Le parallèle religieux entre les deux femmes d'Hal Yarrow est en soi intéressant. La première représente Marie, la virginale mère de dieu, tandis que la
seconde, la lalitha, représente Lilith, la première femme d'Adam. Si la première est à la fois intouchable (pour cause de blocage sociologique) et
inintéressante (rien de bien ne peut ressortir pour Hal de sa relation avec Mary), c'est tout le contraire de Jeannette, la lalitha, qui ouvre Hal aux sentiments, à la
sensualité et à la liberté. Le rapport bien/mal est ainsi inversé par rapport aux Saintes Ecritures, ce qui est tout à fait logique lorsque l'on voit
l'image que
Philip José Farmer renvoie de la religion.
Si le héros de ce récite reste un être à part, supérieur par bien des points de vue à ses contemporains, il diffère grandement des héros
des pulps contemporains aux
amants étrangers. C'est en effet l'un des premiers héros du genre à douter, à ne pas être une sorte de surhomme affrontant
les dangers de l'univers le sourire aux lèvres et la fille dans les bras.

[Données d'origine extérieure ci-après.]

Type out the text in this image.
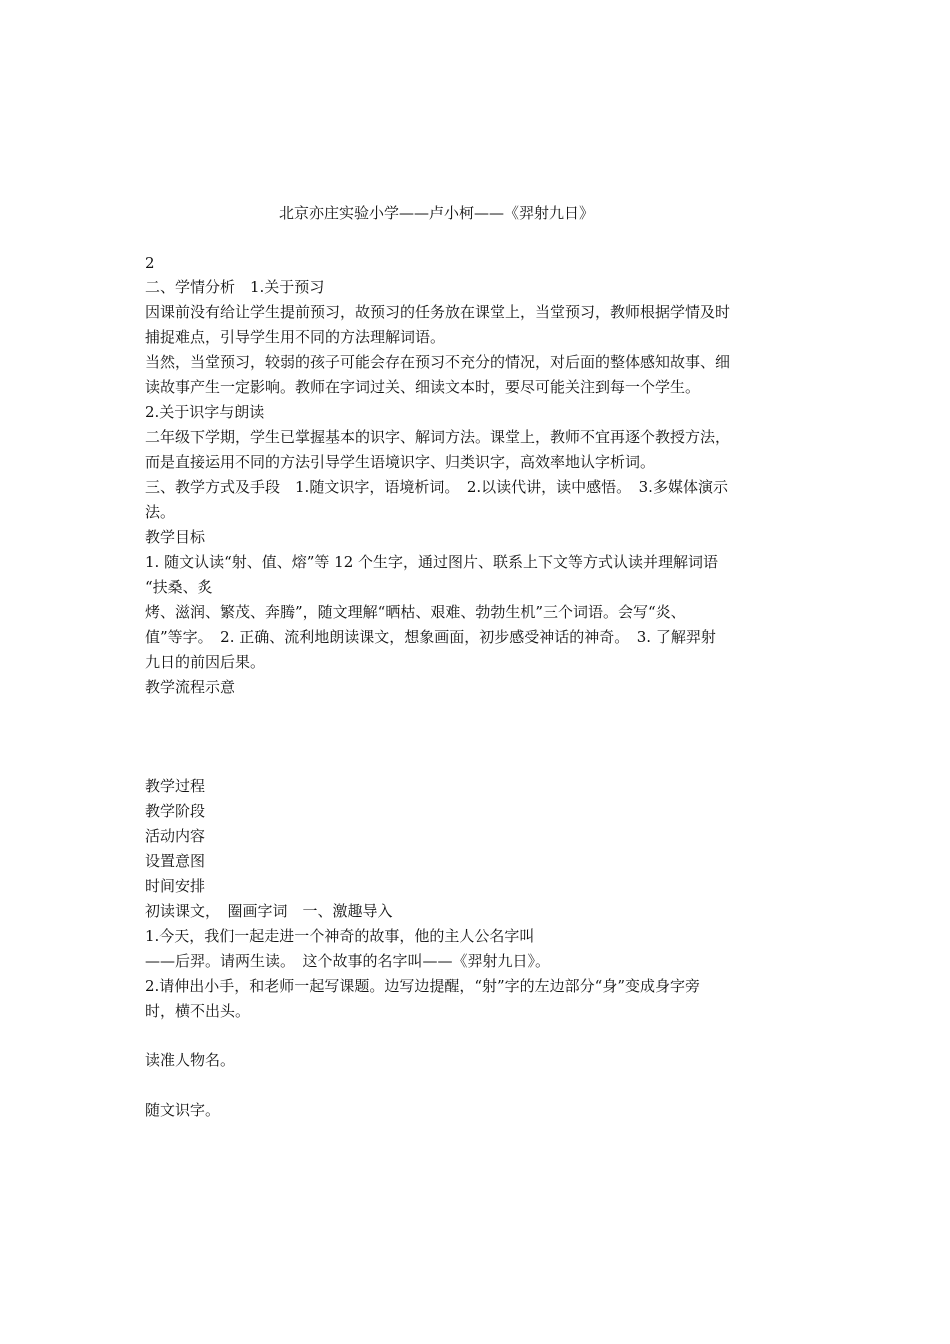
北京亦庄实验小学——卢小柯——《羿射九日》
2
二、学情分析　1.关于预习
因课前没有给让学生提前预习，故预习的任务放在课堂上，当堂预习，教师根据学情及时
捕捉难点，引导学生用不同的方法理解词语。
当然，当堂预习，较弱的孩子可能会存在预习不充分的情况，对后面的整体感知故事、细
读故事产生一定影响。教师在字词过关、细读文本时，要尽可能关注到每一个学生。
2.关于识字与朗读
二年级下学期，学生已掌握基本的识字、解词方法。课堂上，教师不宜再逐个教授方法，
而是直接运用不同的方法引导学生语境识字、归类识字，高效率地认字析词。
三、教学方式及手段　1.随文识字，语境析词。　2.以读代讲，读中感悟。　3.多媒体演示
法。
教学目标
1. 随文认读“射、值、熔”等 12 个生字，通过图片、联系上下文等方式认读并理解词语
“扶桑、炙
烤、滋润、繁茂、奔腾”，随文理解“晒枯、艰难、勃勃生机”三个词语。会写“炎、
值”等字。　2. 正确、流利地朗读课文，想象画面，初步感受神话的神奇。　3. 了解羿射
九日的前因后果。
教学流程示意
教学过程
教学阶段
活动内容
设置意图
时间安排
初读课文，　圈画字词　一、激趣导入
1.今天，我们一起走进一个神奇的故事，他的主人公名字叫
——后羿。请两生读。　这个故事的名字叫——《羿射九日》。
2.请伸出小手，和老师一起写课题。边写边提醒，“射”字的左边部分“身”变成身字旁
时，横不出头。
读准人物名。
随文识字。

Philip José Farmer prend aussi un autre risque littéraire: Prendre le lecteur à contre-courant en
décrivant des extra-terrestres pacifistes, attachants (très attachants même, le héros ne trouvant le réconfort que dans les bras de l'une d'entre elles),
et finalement plus humains et malins que les terriens. Le lecteur n'attend d'ailleurs qu'une seule chose: Voir l'humanité perdre face à ces autochtones pourtant si
différents de nous, et qui plus est inférieurs technologiquement à l'humanité.
Si le roman a trop été vendu comme étant une expérience érotique puissante et scandaleuse, le rendant par la même décevant en comparaison
à la production actuelle (il y a en effet bien plus de sexe dans un
Hypérion, pourtant jamais vendu le thème
du sexe), il n'en demeure pas moins un roman à lire, car très instructif, non seulement sur la pensée des américains de ces années 50, ainsi que sur
l'être humain en général. Car, si le héros ne prend conscience de l'absurdité de son monde qu'après avoir traversé l'Espace et avoir atterri
sur un monde nouveau, tous ceux d'entre nous qui ont vécu à l'étranger savent que le meilleur moyen de comprendre sa culture (dans le meilleur et surtout dans le pire)
est de s'en éloigner, et d'aller vivre un temps au rythme d'une autre culture, fusse-t-elle proche de celle que l'on quitte.
Ce récit, révolutionnaire en son temps, brasse quantité de sujets brulants, et posse le lecteur à réfléchir sur lui-même et sur sa culture.
La science-fiction intelligente, en plus de divertir son lecteur, sert à cela: Non pas apporter des réponses à des questions importantes, mais à tout le moins
poser les bonnes questions. Et indéniablement,
les amants étrangers fait réfléchir.